When you are stuck at the bottom of the hole of depression, it’s hard to see anything as good. Good things may happen in your life, but you’re too blinded by negativity to see them. Your thoughts concentrate on what went badly and you totally miss the thing or things that were positive. This is “disqualifying the positive.” An example is you’re giving a speech and you stumble over a few words, but everyone claps and cheers at the end. You think I screwed up the whole speech. My speech sucked. I couldn’t even say a couple of words. You failed to see that despite your mistake, everyone loved your speech.
When my depression was at its worst, I disqualified the positive a lot. In high school I struggled with depression and bullying. I became determined to prove to everyone I was intelligent, but my mind was at war with itself. I worked hard to get passing grades. Passing meant everything to me. I studied for hours for a test and if I only got a “C,” I berated myself. I’m a failure. They are right; I’m stupid. I’ll never go anywhere with that grade. I failed to see it was a passing grade and all the other grades I got in that class were “A’s” and “B’s”. I couldn’t see past one lower grade.
In college I was passing all my classes with high grades, but when it came to calculus, I couldn’t pass no matter how hard I tried. Even when I got a tutor, it still did not make sense to me. I tried everything to get a good grade, but all I could do was get an “F”. My learning disability made math very hard for me and it made calculus like a foreign language to me. I needed to pass calculus to graduate. I had to go to a specialist to prove I had a learning disability to waive the class so I could graduate. I thought, I failed. I’m so dumb. I couldn’t pass one class on my own. I’m so stupid they had to waive a class so I could graduate. I’m a retard like they said I was in school. What I failed to see was I passed all my other courses with high grades, and I at least tried to pass calculus. I also got to graduate.
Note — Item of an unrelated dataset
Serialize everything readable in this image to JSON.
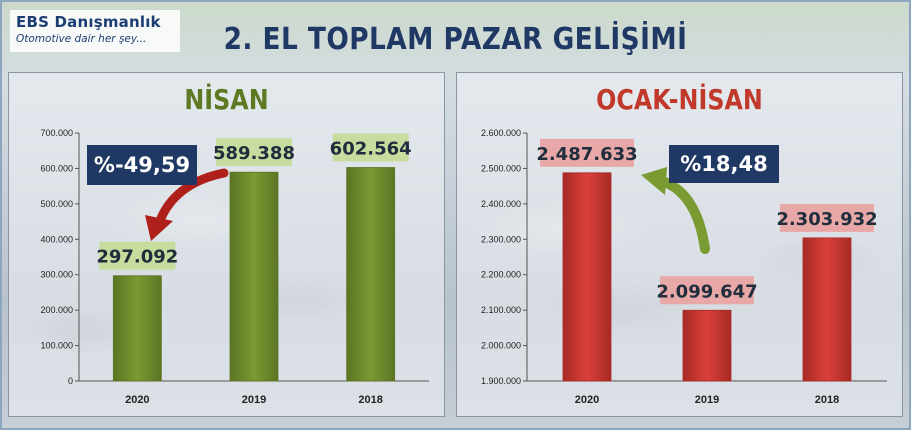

When I graduated, I just had a humanities degree, so I stayed at the grocery store where I worked. I started in the bakery, then I moved up to the front of the store as a bagger and later got trained as a cashier. I had planned to go on to a four-year college and become a reporter, but my learning disability and mental illness made going on further in college impossible. I stayed on as a cashier. I still worked on my writing, and I joined a writing group to help me improve. I attended writing workshops and conferences. I even had a few short stories published, but I couldn’t see the positive. I kept thinking, I failed. I’m just a worthless cashier. I’m a nobody. What I failed to see was I got a degree despite my disability and my illness, I was still perusing my writing, and I was working a job when in high school and elementary they said I’d be on welfare. I couldn’t see that I was still following my dream to be a published author and my life had an exciting new path.
Even now I sometimes find myself disqualifying the positive. In my writing group we go around and each of us gives our critique of an author’s writing. Others pick out small mistakes and details that need to be fixed or improved. I have a hard time finding such things in another author’s works. My learning disability makes editing hard for me. When the leader of the group goes from person to person I’m thinking, please skip me. I’m no good. I’m not smart enough to give a good critique. I have no idea what to say. I have nothing to say that will help the author. When I start thinking this, I must fight that thinking. I start to think about what I can say about the story like how much I enjoyed the plot and characters. I have to remind myself that even telling the author about a section I liked and a section I may have misunderstood is positive and good feedback. I can still give a valuable critique even if I can’t pick out the small stuff.
If you find you are disqualifying the positive, sit down and list the positive. Say you made a mistake at work and you automatically think you are a failure. Sit down and list the good things you have done at work. If you got a low grade in your class, list the grades you have gotten before that one low grade. Within all negative things there is a positive. Celebrate the accomplishments you made instead of focusing on the mistakes. So what if you mispronounced a word while giving a speech. Celebrate that everyone clapped and cheered at the end of the speech. They probably didn’t even notice your error.
Sometimes I fall into the rut of disqualifying the positive and when I do I list the positives in my journal. I talk with my support system that reminds me of the positive and I continue to fight the thoughts that threaten to push me back into that hole. Because each day I fight my illness and find ways to see the positive, I stand in the light of recovery.